Senão, vejamos: Anne Hathaway é uma jovem que faz bicos como atendente de tele-sexo e esconde esse pequeno segredo do namorado recente, vivido por Topher Grace, que vai receber conselhos de um desconhecido sábio (vivido pelo habitué dos filmes de Marshall, Hector Elizondo), que acaba de descobrir um caso antigo da esposa (Shirley MacLaine). Jennifer Garner é uma professora do primário que nem desconfia que o namorado médico (Patrick Dempsey) é casado e não acredita no fato nem quando seu melhor amigo (Ashton Kutscher) o revela depois de ter sido rejeitado pela namorada e quase noiva (Jessica Alba). Jamie Foxx é um repórter esportivo que tem a missão de realizar uma matéria sobre o Dia dos Namorados e cai de amores pela agente solteirona (Jessica Biel, se dá pra acreditar) de um jogador em vias de se aposentar. Enquanto isso, um casal de adolescentes prepara sua primeira noite de amor, um menino de oito anos tenta se declarar à sua amada (ecos de "Simplesmente amor"?) e uma capitã militar (Julia Roberts em pessoa) conhece um simpático solteiro (Bradley Cooper) durante uma viagem de avião.
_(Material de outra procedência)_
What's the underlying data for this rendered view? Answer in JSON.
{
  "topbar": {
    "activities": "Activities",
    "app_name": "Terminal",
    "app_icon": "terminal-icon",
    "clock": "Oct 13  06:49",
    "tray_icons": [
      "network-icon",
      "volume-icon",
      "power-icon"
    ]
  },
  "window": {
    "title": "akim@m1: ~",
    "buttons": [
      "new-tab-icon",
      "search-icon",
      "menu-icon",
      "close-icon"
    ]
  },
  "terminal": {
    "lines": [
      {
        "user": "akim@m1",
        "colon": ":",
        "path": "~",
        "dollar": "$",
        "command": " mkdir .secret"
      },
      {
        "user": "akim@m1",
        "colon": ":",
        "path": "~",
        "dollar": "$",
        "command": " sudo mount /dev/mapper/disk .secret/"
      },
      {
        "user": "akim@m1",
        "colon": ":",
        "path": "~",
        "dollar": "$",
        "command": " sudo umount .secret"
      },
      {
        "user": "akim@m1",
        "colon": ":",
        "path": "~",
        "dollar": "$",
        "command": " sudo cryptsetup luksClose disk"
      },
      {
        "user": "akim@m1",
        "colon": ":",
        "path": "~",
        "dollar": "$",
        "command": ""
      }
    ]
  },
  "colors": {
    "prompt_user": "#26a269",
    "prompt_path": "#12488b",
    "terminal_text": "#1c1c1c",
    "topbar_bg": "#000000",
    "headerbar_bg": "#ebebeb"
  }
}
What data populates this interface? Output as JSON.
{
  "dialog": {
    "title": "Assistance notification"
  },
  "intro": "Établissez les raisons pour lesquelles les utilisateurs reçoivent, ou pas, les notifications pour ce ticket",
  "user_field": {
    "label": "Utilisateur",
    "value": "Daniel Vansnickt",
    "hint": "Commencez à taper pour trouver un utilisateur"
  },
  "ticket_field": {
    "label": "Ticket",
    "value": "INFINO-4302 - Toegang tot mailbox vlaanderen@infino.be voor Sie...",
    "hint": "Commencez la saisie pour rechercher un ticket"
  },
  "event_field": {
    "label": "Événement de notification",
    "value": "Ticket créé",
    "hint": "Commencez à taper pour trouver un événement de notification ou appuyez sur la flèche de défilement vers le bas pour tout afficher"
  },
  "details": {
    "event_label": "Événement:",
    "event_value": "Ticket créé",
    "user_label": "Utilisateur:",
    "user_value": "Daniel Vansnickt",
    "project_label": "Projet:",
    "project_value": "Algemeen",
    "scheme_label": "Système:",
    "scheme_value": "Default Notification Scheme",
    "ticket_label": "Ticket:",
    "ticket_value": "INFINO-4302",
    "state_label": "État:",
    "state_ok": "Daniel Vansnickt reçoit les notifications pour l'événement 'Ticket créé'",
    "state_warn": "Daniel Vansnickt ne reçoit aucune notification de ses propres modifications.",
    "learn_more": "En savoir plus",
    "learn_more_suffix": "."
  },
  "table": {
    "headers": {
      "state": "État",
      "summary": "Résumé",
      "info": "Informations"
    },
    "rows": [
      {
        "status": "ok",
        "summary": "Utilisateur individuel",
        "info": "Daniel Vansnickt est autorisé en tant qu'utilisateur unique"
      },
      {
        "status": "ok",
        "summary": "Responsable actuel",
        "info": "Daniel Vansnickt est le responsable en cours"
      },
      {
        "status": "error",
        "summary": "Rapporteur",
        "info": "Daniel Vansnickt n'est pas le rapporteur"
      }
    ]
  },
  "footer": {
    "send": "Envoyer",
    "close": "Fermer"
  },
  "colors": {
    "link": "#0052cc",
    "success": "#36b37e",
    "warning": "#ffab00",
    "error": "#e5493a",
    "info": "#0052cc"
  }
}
Sendo honesto, o roteiro de "Idas e vindas" é divertido, passa rápido (ainda que pudesse ser um pouco mais curto) e cumpre sua função de arrecadar muito dinheiro (já rendeu mais de 60 milhões de dólares em pouco mais de uma semana em exibição) e divertir sua audiência. Mas sua visão de mundo é tão colorida e leve que sua credibilidade fica seriamente abalada. Tudo bem que ninguém entra em um filme chamado "Idas e vindas do amor" - cujo cartaz tem um coração enorme e tem Julia Roberts e Ashton Kutscher no elenco - esperando sérias elocubrações sobre sentimentos de perda, dor, solidão e carência. Mas para aqueles que, como este modesto escriba, estão em uma fase de descrença absoluta em finais felizes, chega a ser chocante assistir cenas que elevam o amor romântico à esfera que o filme eleva. Não desperta nem lágrimas, porque falar de amor eterno a quem não acredita nem mesmo em paixões de fim-de-semana equivale a narrar histórias de saci-pererê a um islandês que morou a vida toda em um iglu.
Se você está apaixonado e/ou acredita no amor acima de tudo, corra para assistir. Se, como eu, anda num estado de recalque absoluto, passe longe. É preferível assistir ao BBB, onde ninguém gosta de ninguém, o que soa bem mais real.